De Claudel, je gardais le souvenir du dramaturge, auteur de "
l'Annonce faite à Marie" et du "Soulier de satin", cette pièce de théâtre célèbre pour sa durée exceptionnelle.
En recevant, "
Paul Claudel, naissance d'une vocation", de la part de Masse Critique, je fais plus ample connaissance avec le poète-diplomate né en 1868 dans une famille de la petite bourgeoisie provinciale. Son père est fonctionnaire, son grand-père maternel est médecin. Ses parents sont exigeants et distants : sa mère taciturne et son père peu enclin aux épanchements affectifs. C'est avec son grand-père et sa soeur aînée Camille qu'il entretient une relation forte et confiante. Même si chacun est peu démonstratif, on peut dire qu'il a une enfance privilégiée.
Paul n'a rien d'un rebelle. Troisième de la fratrie et petit dernier après ses soeurs Camille et Louise, c'est un garçon discipliné, sensible, observateur attentif du monde qui l'entoure et du comportement des adultes avec leurs mystères.
Dès qu'il sait lire, l'intrépide
Camille l'associe à ses lectures et l'initie au monde de l'art.
A neuf ans, il entre au lycée de Bar-le-Duc où chaque classe compte très peu d'élèves. Dans ce milieu rassurant, "il est heureux d'apprendre sans cesse des choses nouvelles". Bon élève, tout l'intéresse et le passionne.
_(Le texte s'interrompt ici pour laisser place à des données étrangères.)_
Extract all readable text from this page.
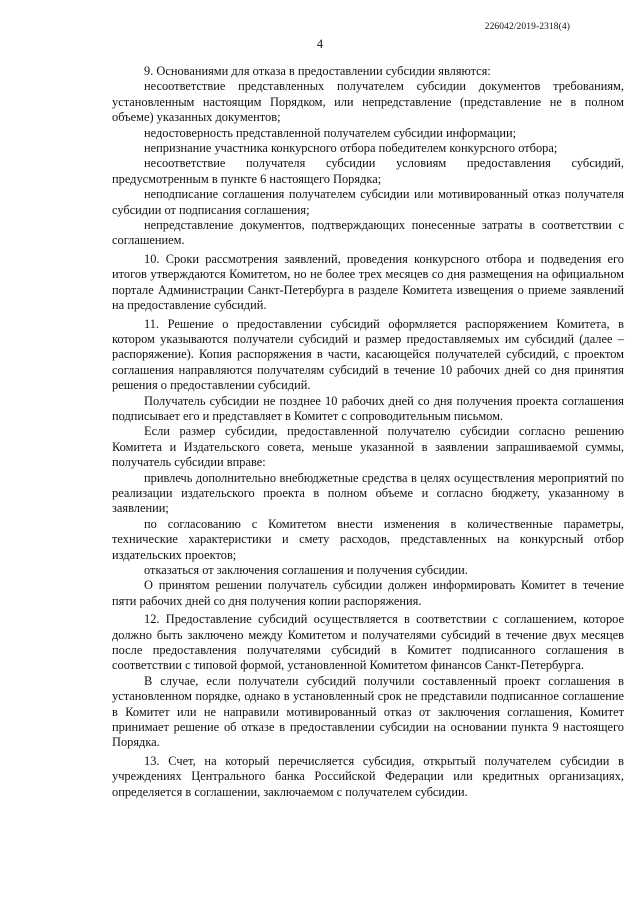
226042/2019-2318(4)
4

9. Основаниями для отказа в предоставлении субсидии являются:

несоответствие представленных получателем субсидии документов требованиям, установленным настоящим Порядком, или непредставление (представление не в полном объеме) указанных документов;

недостоверность представленной получателем субсидии информации;

непризнание участника конкурсного отбора победителем конкурсного отбора;

несоответствие получателя субсидии условиям предоставления субсидий, предусмотренным в пункте 6 настоящего Порядка;

неподписание соглашения получателем субсидии или мотивированный отказ получателя субсидии от подписания соглашения;

непредставление документов, подтверждающих понесенные затраты в соответствии с соглашением.

10. Сроки рассмотрения заявлений, проведения конкурсного отбора и подведения его итогов утверждаются Комитетом, но не более трех месяцев со дня размещения на официальном портале Администрации Санкт-Петербурга в разделе Комитета извещения о приеме заявлений на предоставление субсидий.

11. Решение о предоставлении субсидий оформляется распоряжением Комитета, в котором указываются получатели субсидий и размер предоставляемых им субсидий (далее – распоряжение). Копия распоряжения в части, касающейся получателей субсидий, с проектом соглашения направляются получателям субсидий в течение 10 рабочих дней со дня принятия решения о предоставлении субсидий.

Получатель субсидии не позднее 10 рабочих дней со дня получения проекта соглашения подписывает его и представляет в Комитет с сопроводительным письмом.

Если размер субсидии, предоставленной получателю субсидии согласно решению Комитета и Издательского совета, меньше указанной в заявлении запрашиваемой суммы, получатель субсидии вправе:

привлечь дополнительно внебюджетные средства в целях осуществления мероприятий по реализации издательского проекта в полном объеме и согласно бюджету, указанному в заявлении;

по согласованию с Комитетом внести изменения в количественные параметры, технические характеристики и смету расходов, представленных на конкурсный отбор издательских проектов;

отказаться от заключения соглашения и получения субсидии.

О принятом решении получатель субсидии должен информировать Комитет в течение пяти рабочих дней со дня получения копии распоряжения.

12. Предоставление субсидий осуществляется в соответствии с соглашением, которое должно быть заключено между Комитетом и получателями субсидий в течение двух месяцев после предоставления получателями субсидий в Комитет подписанного соглашения в соответствии с типовой формой, установленной Комитетом финансов Санкт-Петербурга.

В случае, если получатели субсидий получили составленный проект соглашения в установленном порядке, однако в установленный срок не представили подписанное соглашение в Комитет или не направили мотивированный отказ от заключения соглашения, Комитет принимает решение об отказе в предоставлении субсидии на основании пункта 9 настоящего Порядка.

13. Счет, на который перечисляется субсидия, открытый получателем субсидии в учреждениях Центрального банка Российской Федерации или кредитных организациях, определяется в соглашении, заключаемом с получателем субсидии.
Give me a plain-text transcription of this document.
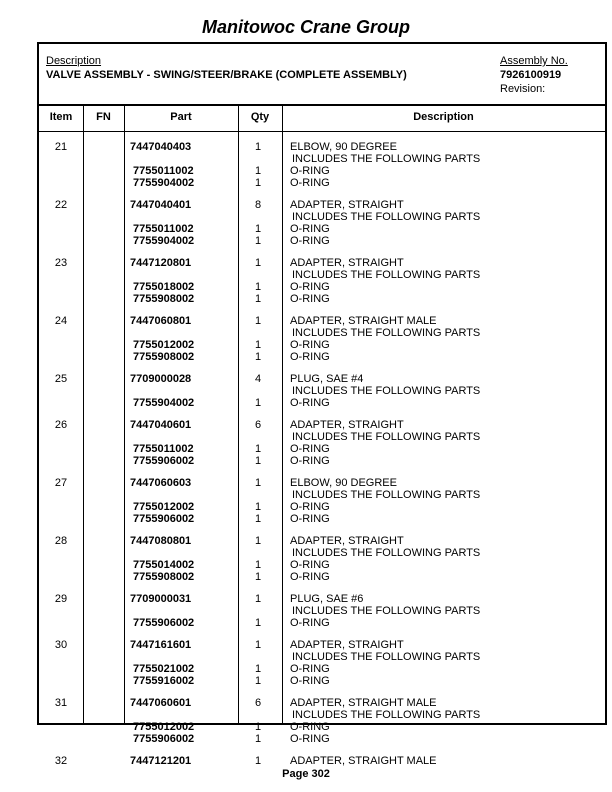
Manitowoc Crane Group
Description
VALVE ASSEMBLY - SWING/STEER/BRAKE (COMPLETE ASSEMBLY)
Assembly No.
7926100919
Revision:
Item	FN	Part	Qty	Description
21	7447040403	1	ELBOW, 90 DEGREE
INCLUDES THE FOLLOWING PARTS
7755011002	1	O-RING
7755904002	1	O-RING
22	7447040401	8	ADAPTER, STRAIGHT
INCLUDES THE FOLLOWING PARTS
7755011002	1	O-RING
7755904002	1	O-RING
23	7447120801	1	ADAPTER, STRAIGHT
INCLUDES THE FOLLOWING PARTS
7755018002	1	O-RING
7755908002	1	O-RING
24	7447060801	1	ADAPTER, STRAIGHT MALE
INCLUDES THE FOLLOWING PARTS
7755012002	1	O-RING
7755908002	1	O-RING
25	7709000028	4	PLUG, SAE #4
INCLUDES THE FOLLOWING PARTS
7755904002	1	O-RING
26	7447040601	6	ADAPTER, STRAIGHT
INCLUDES THE FOLLOWING PARTS
7755011002	1	O-RING
7755906002	1	O-RING
27	7447060603	1	ELBOW, 90 DEGREE
INCLUDES THE FOLLOWING PARTS
7755012002	1	O-RING
7755906002	1	O-RING
28	7447080801	1	ADAPTER, STRAIGHT
INCLUDES THE FOLLOWING PARTS
7755014002	1	O-RING
7755908002	1	O-RING
29	7709000031	1	PLUG, SAE #6
INCLUDES THE FOLLOWING PARTS
7755906002	1	O-RING
30	7447161601	1	ADAPTER, STRAIGHT
INCLUDES THE FOLLOWING PARTS
7755021002	1	O-RING
7755916002	1	O-RING
31	7447060601	6	ADAPTER, STRAIGHT MALE
INCLUDES THE FOLLOWING PARTS
7755012002	1	O-RING
7755906002	1	O-RING
32	7447121201	1	ADAPTER, STRAIGHT MALE
Page 302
Au terme de cette année scolaire, il se distingue par un étonnant palmarès de premiers prix.
En 1876, une promotion de son père conduit la famille à Nogent-sur-Seine et son éducation est confiée à un précepteur.
En 1881, Louis Prosper son père décide d'installer femme et enfants à Paris car "Camille ne pourra réaliser sa vocation en demeurant éloignée de la capitale". Quant à Louise la pianiste "elle pourra devenir une virtuose de son instrument grâce à de bons maîtres". Pour Paul, son père est convaincu qu'il entrera à l'
Ecole Normale Supérieure, après son passage au lycée Louis-le-Grand où, l'année du bac "soixante garçons seront entassés en classe de philosophie". Ces années de lycée ont été une rude épreuve pour le jeune provincial qi a conservé un accent de terroir. Très réservé, Paul se sent différent des autres élèves dont les parents appartiennent à l'élite intellectuelle parisienne. Il se réfugie souvent dans les proches jardins du Luxembourg pour lire et écrire en songeant à son avenir. "La question l'obsède. C'est sûr, maintenant il l'a décidé ,il veut être poète" mais pas un poète bohème et maudit comme
Verlaine. Il veut s'assumer financièrement. "La poésie est là, heureusement, pour calmer l'angoisse qui l'envahit si souvent et pour apaiser parfois les tempêtes". Sa découverte des textes de
Rimbaud va confirmer sa vocation.
Parallèlement, le jour de Noël 1886, alors qu'il assiste en spectateur curieux à la messe à Notre-Dame, il se convertit et cette révélation va avoir une importance capitale sur son oeuvre. le scientisme qui régnait à Louis-le-Grand et l'indifférence religieuse de sa famille ne le poussaient pourtant pas dans cette voie.
Toujours soucieux de faire carrière, il entre à l'Ecole des Sciences politiques tout en préparant une licence de droit puis, après trois années d'apprentissage au Ministère des Affaires Etrangères, il devient diplomate et parcourera le monde, diffusera la culture française et ne cessera d'écrire.
Ce texte, à la fois essai-biographie-roman rédigé par une spécialiste de Claudel est une excellente introduction à la re-découverte d'un académicien un peu oublié. L'auteure en se limitant à la jeunesse du poète s'est intéressée au développement de sa personnalité et à la genèse de sa vocation.